Hanging up was always difficult, as neither of us could ever seem to decide who would end the call first.
“All right, I guess I’ll let you go.”
“Okeydokey. I love you, Rachael Lynn.”
“I love you too, Gram.”
“Alrighty.”
“I’m going to hang up now.”
“Okay, I will too.”
“Okay. I love you.”
“I love you, too.”
“Bye.”
3.
My grandmother was a single parent to three children. She fell in love and married young with a wealthy, entitled businessman who was easily disenchanted by the notion of commitment. The divorce happened early, when all three siblings were still in elementary school. She worked at the Campbell’s soup factory and hung the tomato soup can ornaments that the company gave her for Christmas each year on their tree. They kept a variety of pets: always at least two cats, often something exotic like a ferret, and once a turkey named Gilligan. When we visit my mother’s hometown, a small town in Michigan, we always drive by her childhood house, a two-story Victorian with a wraparound porch. She says it hasn’t changed much since when they lived there in the ‘70s, except for the peeling paint and overgrown bushes which Gram never would have allowed. She points out where Gilligan’s pen was in the backyard and the front bay window in which their Christmas tree shone. That house has always fascinated me: the thought of the three siblings revolving through the rooms, growing taller and moving faster, my grandmother fixed at the center.
20.
She was the first of my three grandparents to die and the one I had loved the best. Somehow I never forgave the other two for outliving her, an ugliness that haunts me when I count how few tears I shed at their funerals.

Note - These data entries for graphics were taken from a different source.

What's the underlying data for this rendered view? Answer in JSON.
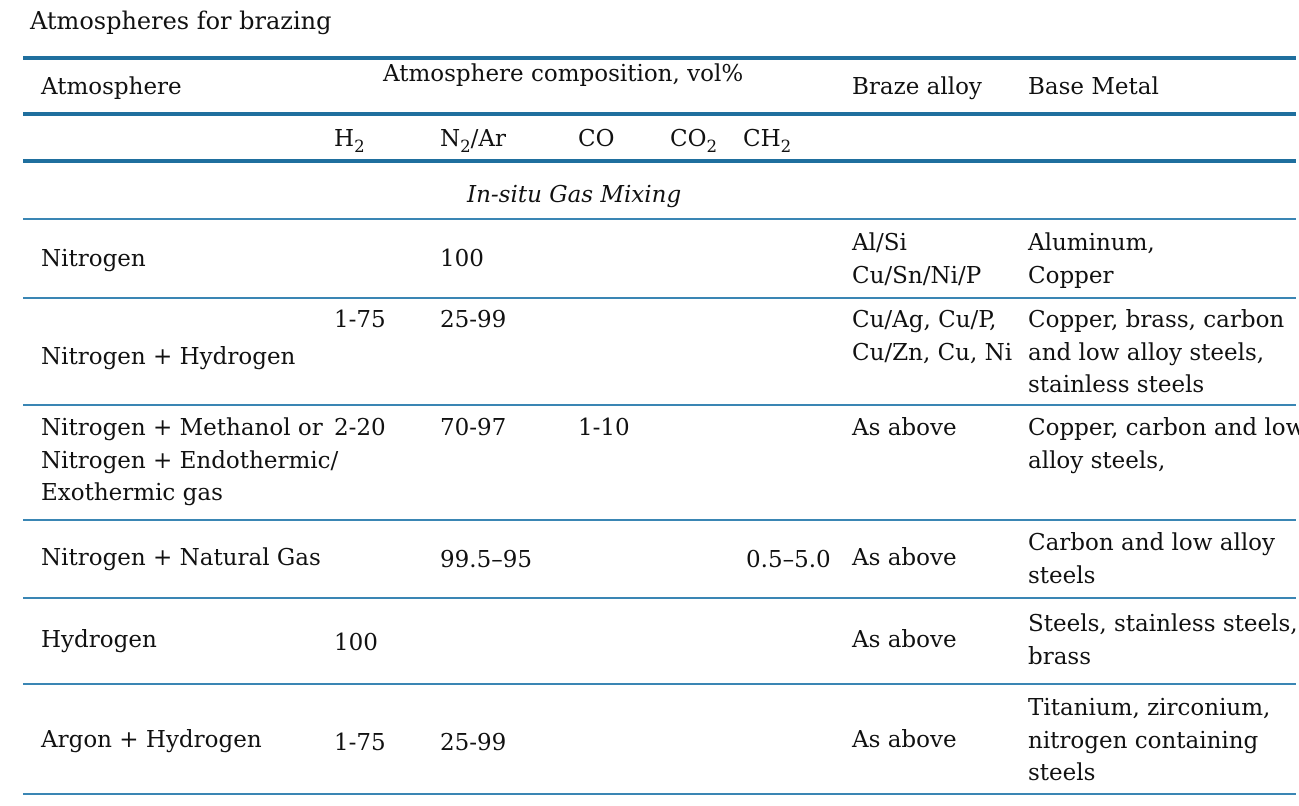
{
  "title": "Atmospheres for brazing",
  "colors": {
    "rule": "#1f6f9e"
  },
  "headers": {
    "atmosphere": "Atmosphere",
    "composition": "Atmosphere composition, vol%",
    "braze_alloy": "Braze alloy",
    "base_metal": "Base Metal"
  },
  "subheaders": {
    "h2": {
      "base": "H",
      "sub": "2"
    },
    "n2ar": {
      "base": "N",
      "sub": "2",
      "rest": "/Ar"
    },
    "co": "CO",
    "co2": {
      "base": "CO",
      "sub": "2"
    },
    "ch2": {
      "base": "CH",
      "sub": "2"
    }
  },
  "section": "In-situ Gas Mixing",
  "rows": [
    {
      "atmosphere": [
        "Nitrogen"
      ],
      "h2": "",
      "n2ar": "100",
      "co": "",
      "co2": "",
      "ch2": "",
      "braze": [
        "Al/Si",
        "Cu/Sn/Ni/P"
      ],
      "base": [
        "Aluminum,",
        "Copper"
      ]
    },
    {
      "atmosphere": [
        "Nitrogen + Hydrogen"
      ],
      "h2": "1-75",
      "n2ar": "25-99",
      "co": "",
      "co2": "",
      "ch2": "",
      "braze": [
        "Cu/Ag, Cu/P,",
        "Cu/Zn, Cu, Ni"
      ],
      "base": [
        "Copper, brass, carbon",
        "and low alloy steels,",
        "stainless steels"
      ]
    },
    {
      "atmosphere": [
        "Nitrogen + Methanol or",
        "Nitrogen + Endothermic/",
        "Exothermic gas"
      ],
      "h2": "2-20",
      "n2ar": "70-97",
      "co": "1-10",
      "co2": "",
      "ch2": "",
      "braze": [
        "As above"
      ],
      "base": [
        "Copper, carbon and low",
        "alloy steels,"
      ]
    },
    {
      "atmosphere": [
        "Nitrogen + Natural Gas"
      ],
      "h2": "",
      "n2ar": "99.5–95",
      "co": "",
      "co2": "",
      "ch2": "0.5–5.0",
      "braze": [
        "As above"
      ],
      "base": [
        "Carbon and low alloy",
        "steels"
      ]
    },
    {
      "atmosphere": [
        "Hydrogen"
      ],
      "h2": "100",
      "n2ar": "",
      "co": "",
      "co2": "",
      "ch2": "",
      "braze": [
        "As above"
      ],
      "base": [
        "Steels, stainless steels,",
        "brass"
      ]
    },
    {
      "atmosphere": [
        "Argon  + Hydrogen"
      ],
      "h2": "1-75",
      "n2ar": "25-99",
      "co": "",
      "co2": "",
      "ch2": "",
      "braze": [
        "As above"
      ],
      "base": [
        "Titanium, zirconium,",
        "nitrogen containing",
        "steels"
      ]
    }
  ]
}
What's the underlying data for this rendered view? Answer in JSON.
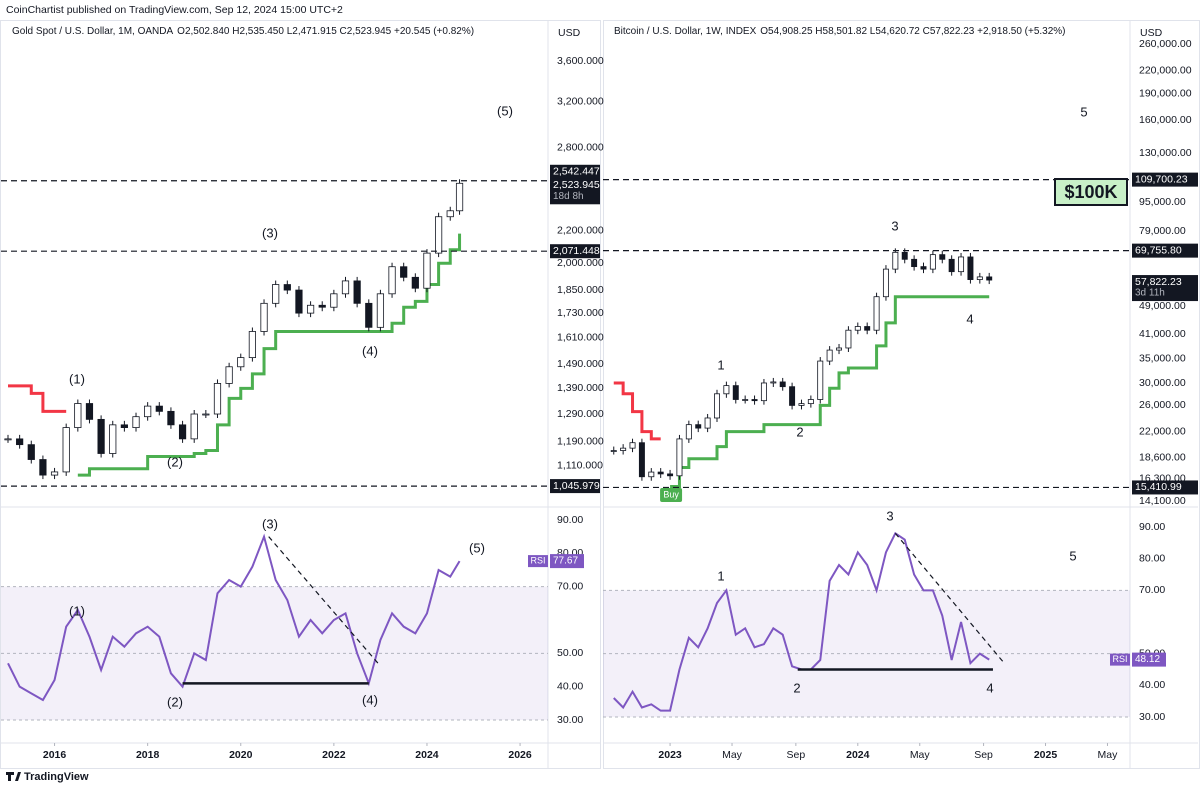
{
  "header": {
    "text": "CoinChartist published on TradingView.com, Sep 12, 2024 15:00 UTC+2"
  },
  "footer": {
    "brand": "TradingView"
  },
  "chart_data": [
    {
      "type": "candlestick",
      "title": "Gold Spot / U.S. Dollar, 1M, OANDA",
      "ohlc": "O2,502.840 H2,535.450 L2,471.915 C2,523.945 +20.545 (+0.82%)",
      "unit": "USD",
      "log": true,
      "color": "#131722",
      "x": [
        2015.0,
        2015.25,
        2015.5,
        2015.75,
        2016.0,
        2016.25,
        2016.5,
        2016.75,
        2017.0,
        2017.25,
        2017.5,
        2017.75,
        2018.0,
        2018.25,
        2018.5,
        2018.75,
        2019.0,
        2019.25,
        2019.5,
        2019.75,
        2020.0,
        2020.25,
        2020.5,
        2020.75,
        2021.0,
        2021.25,
        2021.5,
        2021.75,
        2022.0,
        2022.25,
        2022.5,
        2022.75,
        2023.0,
        2023.25,
        2023.5,
        2023.75,
        2024.0,
        2024.25,
        2024.5,
        2024.7
      ],
      "values": [
        1200,
        1180,
        1130,
        1080,
        1090,
        1240,
        1330,
        1270,
        1150,
        1250,
        1240,
        1280,
        1320,
        1300,
        1250,
        1200,
        1290,
        1290,
        1410,
        1480,
        1520,
        1640,
        1780,
        1880,
        1850,
        1730,
        1770,
        1760,
        1830,
        1900,
        1780,
        1660,
        1830,
        1980,
        1920,
        1860,
        2060,
        2290,
        2330,
        2523.945
      ],
      "supertrend": [
        {
          "color": "#f23645",
          "values": [
            1400,
            1400,
            1370,
            1300,
            1300,
            1300,
            null,
            null,
            null,
            null,
            null,
            null,
            null,
            null,
            null,
            null,
            null,
            null,
            null,
            null,
            null,
            null,
            null,
            null,
            null,
            null,
            null,
            null,
            null,
            null,
            null,
            null,
            null,
            null,
            null,
            null,
            null,
            null,
            null,
            null
          ]
        },
        {
          "color": "#4caf50",
          "values": [
            null,
            null,
            null,
            null,
            null,
            null,
            1080,
            1100,
            1100,
            1100,
            1100,
            1100,
            1140,
            1140,
            1140,
            1140,
            1150,
            1160,
            1250,
            1350,
            1390,
            1450,
            1560,
            1640,
            1640,
            1640,
            1640,
            1640,
            1640,
            1640,
            1640,
            1640,
            1640,
            1680,
            1760,
            1790,
            1880,
            2000,
            2080,
            2180
          ]
        }
      ],
      "xlim": [
        2015.0,
        2026.6
      ],
      "xticks": [
        2016,
        2018,
        2020,
        2022,
        2024,
        2026
      ],
      "ylim": [
        990,
        4000
      ],
      "yticks": [
        {
          "value": 3600,
          "label": "3,600.000"
        },
        {
          "value": 3200,
          "label": "3,200.000"
        },
        {
          "value": 2800,
          "label": "2,800.000"
        },
        {
          "value": 2200,
          "label": "2,200.000"
        },
        {
          "value": 2000,
          "label": "2,000.000"
        },
        {
          "value": 1850,
          "label": "1,850.000"
        },
        {
          "value": 1730,
          "label": "1,730.000"
        },
        {
          "value": 1610,
          "label": "1,610.000"
        },
        {
          "value": 1490,
          "label": "1,490.000"
        },
        {
          "value": 1390,
          "label": "1,390.000"
        },
        {
          "value": 1290,
          "label": "1,290.000"
        },
        {
          "value": 1190,
          "label": "1,190.000"
        },
        {
          "value": 1110,
          "label": "1,110.000"
        }
      ],
      "levels": [
        {
          "value": 2542.447,
          "label": "2,542.447"
        },
        {
          "value": 2071.448,
          "label": "2,071.448"
        },
        {
          "value": 1045.979,
          "label": "1,045.979"
        }
      ],
      "price_badge": {
        "value": 2523.945,
        "label": "2,523.945"
      },
      "countdown": "18d 8h",
      "waves": [
        "(1)",
        "(2)",
        "(3)",
        "(4)",
        "(5)"
      ],
      "rsi": {
        "name": "RSI",
        "color": "#7e57c2",
        "values": [
          47,
          40,
          38,
          36,
          42,
          58,
          63,
          55,
          45,
          55,
          52,
          56,
          58,
          55,
          44,
          40,
          50,
          48,
          68,
          72,
          70,
          76,
          85,
          72,
          66,
          55,
          60,
          56,
          60,
          62,
          50,
          41,
          54,
          62,
          58,
          56,
          62,
          75,
          73,
          77.67
        ],
        "ylim": [
          23.4,
          93.6
        ],
        "yticks": [
          {
            "value": 90,
            "label": "90.00"
          },
          {
            "value": 80,
            "label": "80.00"
          },
          {
            "value": 70,
            "label": "70.00"
          },
          {
            "value": 50,
            "label": "50.00"
          },
          {
            "value": 40,
            "label": "40.00"
          },
          {
            "value": 30,
            "label": "30.00"
          }
        ],
        "band": [
          30,
          70
        ],
        "levels": [
          70,
          50,
          30
        ],
        "waves": [
          "(1)",
          "(2)",
          "(3)",
          "(4)",
          "(5)"
        ],
        "trendlines": [
          {
            "style": "dashed",
            "x": [
              2020.6,
              2022.95
            ],
            "y": [
              85,
              47
            ]
          },
          {
            "style": "solid",
            "x": [
              2018.75,
              2022.75
            ],
            "y": [
              41,
              41
            ]
          }
        ]
      }
    },
    {
      "type": "candlestick",
      "title": "Bitcoin / U.S. Dollar, 1W, INDEX",
      "ohlc": "O54,908.25 H58,501.82 L54,620.72 C57,822.23 +2,918.50 (+5.32%)",
      "unit": "USD",
      "log": true,
      "color": "#131722",
      "x": [
        2022.7,
        2022.75,
        2022.8,
        2022.85,
        2022.9,
        2022.95,
        2023.0,
        2023.05,
        2023.1,
        2023.15,
        2023.2,
        2023.25,
        2023.3,
        2023.35,
        2023.4,
        2023.45,
        2023.5,
        2023.55,
        2023.6,
        2023.65,
        2023.7,
        2023.75,
        2023.8,
        2023.85,
        2023.9,
        2023.95,
        2024.0,
        2024.05,
        2024.1,
        2024.15,
        2024.2,
        2024.25,
        2024.3,
        2024.35,
        2024.4,
        2024.45,
        2024.5,
        2024.55,
        2024.6,
        2024.65,
        2024.7
      ],
      "values": [
        19500,
        19800,
        20500,
        16500,
        17000,
        16800,
        16600,
        21000,
        23000,
        22500,
        24000,
        28000,
        29500,
        27000,
        27000,
        26800,
        30000,
        30200,
        29300,
        26000,
        26300,
        27000,
        34500,
        37000,
        37500,
        42000,
        43000,
        42000,
        52000,
        62000,
        69000,
        66000,
        63000,
        62000,
        68000,
        66000,
        61000,
        67000,
        58000,
        59000,
        57822.23
      ],
      "supertrend": [
        {
          "color": "#f23645",
          "values": [
            30000,
            28000,
            25000,
            22000,
            21000,
            21000,
            null,
            null,
            null,
            null,
            null,
            null,
            null,
            null,
            null,
            null,
            null,
            null,
            null,
            null,
            null,
            null,
            null,
            null,
            null,
            null,
            null,
            null,
            null,
            null,
            null,
            null,
            null,
            null,
            null,
            null,
            null,
            null,
            null,
            null,
            null
          ]
        },
        {
          "color": "#4caf50",
          "values": [
            null,
            null,
            null,
            null,
            null,
            null,
            15500,
            17500,
            18500,
            18500,
            18500,
            20000,
            22000,
            22000,
            22000,
            22000,
            23000,
            23000,
            23000,
            23000,
            23000,
            23000,
            26000,
            29000,
            32000,
            33000,
            33000,
            33000,
            38000,
            44000,
            52000,
            52000,
            52000,
            52000,
            52000,
            52000,
            52000,
            52000,
            52000,
            52000,
            52000
          ]
        }
      ],
      "xlim": [
        2022.68,
        2025.45
      ],
      "xticks": [
        2023,
        {
          "value": 2023.33,
          "label": "May"
        },
        {
          "value": 2023.67,
          "label": "Sep"
        },
        2024,
        {
          "value": 2024.33,
          "label": "May"
        },
        {
          "value": 2024.67,
          "label": "Sep"
        },
        2025,
        {
          "value": 2025.33,
          "label": "May"
        }
      ],
      "ylim": [
        13780,
        294000
      ],
      "yticks": [
        {
          "value": 260000,
          "label": "260,000.00"
        },
        {
          "value": 220000,
          "label": "220,000.00"
        },
        {
          "value": 190000,
          "label": "190,000.00"
        },
        {
          "value": 160000,
          "label": "160,000.00"
        },
        {
          "value": 130000,
          "label": "130,000.00"
        },
        {
          "value": 95000,
          "label": "95,000.00"
        },
        {
          "value": 79000,
          "label": "79,000.00"
        },
        {
          "value": 49000,
          "label": "49,000.00"
        },
        {
          "value": 41000,
          "label": "41,000.00"
        },
        {
          "value": 35000,
          "label": "35,000.00"
        },
        {
          "value": 30000,
          "label": "30,000.00"
        },
        {
          "value": 26000,
          "label": "26,000.00"
        },
        {
          "value": 22000,
          "label": "22,000.00"
        },
        {
          "value": 18600,
          "label": "18,600.00"
        },
        {
          "value": 16300,
          "label": "16,300.00"
        },
        {
          "value": 14100,
          "label": "14,100.00"
        }
      ],
      "levels": [
        {
          "value": 109700.23,
          "label": "109,700.23"
        },
        {
          "value": 69755.8,
          "label": "69,755.80"
        },
        {
          "value": 15410.99,
          "label": "15,410.99"
        }
      ],
      "price_badge": {
        "value": 57822.23,
        "label": "57,822.23"
      },
      "countdown": "3d 11h",
      "waves": [
        "1",
        "2",
        "3",
        "4",
        "5"
      ],
      "note": "$100K",
      "buy": "Buy",
      "rsi": {
        "name": "RSI",
        "color": "#7e57c2",
        "values": [
          36,
          33,
          38,
          33,
          34,
          32,
          32,
          45,
          55,
          52,
          58,
          66,
          70,
          56,
          58,
          52,
          53,
          58,
          56,
          46,
          45,
          45,
          48,
          73,
          78,
          75,
          82,
          78,
          70,
          82,
          88,
          86,
          75,
          70,
          70,
          62,
          48,
          60,
          47,
          50,
          48.12
        ],
        "ylim": [
          22.1,
          96
        ],
        "yticks": [
          {
            "value": 90,
            "label": "90.00"
          },
          {
            "value": 80,
            "label": "80.00"
          },
          {
            "value": 70,
            "label": "70.00"
          },
          {
            "value": 50,
            "label": "50.00"
          },
          {
            "value": 40,
            "label": "40.00"
          },
          {
            "value": 30,
            "label": "30.00"
          }
        ],
        "band": [
          30,
          70
        ],
        "levels": [
          70,
          50,
          30
        ],
        "waves": [
          "1",
          "2",
          "3",
          "4",
          "5"
        ],
        "trendlines": [
          {
            "style": "dashed",
            "x": [
              2024.2,
              2024.78
            ],
            "y": [
              88,
              47
            ]
          },
          {
            "style": "solid",
            "x": [
              2023.68,
              2024.72
            ],
            "y": [
              45,
              45
            ]
          }
        ]
      }
    }
  ]
}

On my twentieth birthday, I realized how I’ve collaged parts of her to myself over the years.
I have a stack of letters stuffed in a drawer at home. Written in fits of anger, they will remain unsent.
I eat far too much Campbell’s tomato soup.
I sometimes use made-up words in place of curses, such as “crapdoodle” or “fudgebuckets.”
I have had to explain too many times why there is a half-naked Ken doll sitting on my desk at college.
I have difficulty walking by the cats that are up for adoption at the local pet store and know that the time will come when I have my own houseful of animals.
I wear the ring she wore on her deathbed, a simple turquoise stone on a silver band. It is too big for my finger, yet I never take it off for fear of losing her all over again.
2697815320.
Sometimes I want to dial it when I think of that May day when I uncurled my fingers and let her go. I think of what I would do if she answered, how I would express all that has changed in the past five years.
Mostly, I would realize, things are the same.